Untuk menjamin perkembangan otak dan kecerdasan anak yang optimal, dr Kusnadi Rusmil menyarankan, agar bayi dan balita mulai umur enam bulan rutin diperiksa kadar zat besinya. "Bila kurang berikan tambahan zat besi dan perbaikan makanan. ASI tetap diteruskan sampai usia dua tahun," paparnya.

Untuk mencegah kekurangan zat besi pada bayi, sebaiknya ibu hamil dan calon ibu (remaja puteri) juga memeriksa kadar zat besinya. "Untuk ibu hamil sebaiknya diberikan tablet zat besi agar kebutuhan zat besi untuk janin tercukupi, terutama perkembangan otak dan darah," paparnya.

Faktor lain yang tak kalah penting adalah perilaku hidup bersih dan sehat, seperti membiasakan cuci tangan dengan sabun, imunisasi dasar balita, memantau berat badan bayi secara teratur serta membiasakan anak mengonsumsi sayuran hijau dan mengandung zat besi.
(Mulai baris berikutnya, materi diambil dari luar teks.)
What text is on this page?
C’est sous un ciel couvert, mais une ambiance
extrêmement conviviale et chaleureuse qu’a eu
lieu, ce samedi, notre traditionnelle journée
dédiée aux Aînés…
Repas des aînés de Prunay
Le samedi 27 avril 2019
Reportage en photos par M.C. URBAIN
Khusus untuk anak sekolah, disarankan agar penganggulangan anemia dilakukan melalui program Usaha Kesehatan Sekolah yang melibatkan murid, guru, orangtua hingga penjual makanan untuk mensosialisasikan tentang cara hidup sehat agar terhindar dari anemia.

Zat besi paling banyak terkandung dalam kelompok lauk-pauk, seperti hati, daging sapi, telur, dan ikan sebagai sumber protein hewani yang mudah diserap. Dari kelompok zat tepung, dapat berupa gandum, jagung, kentang, ubi jalar, talas, beras merah atau putih, dan ketan hitam.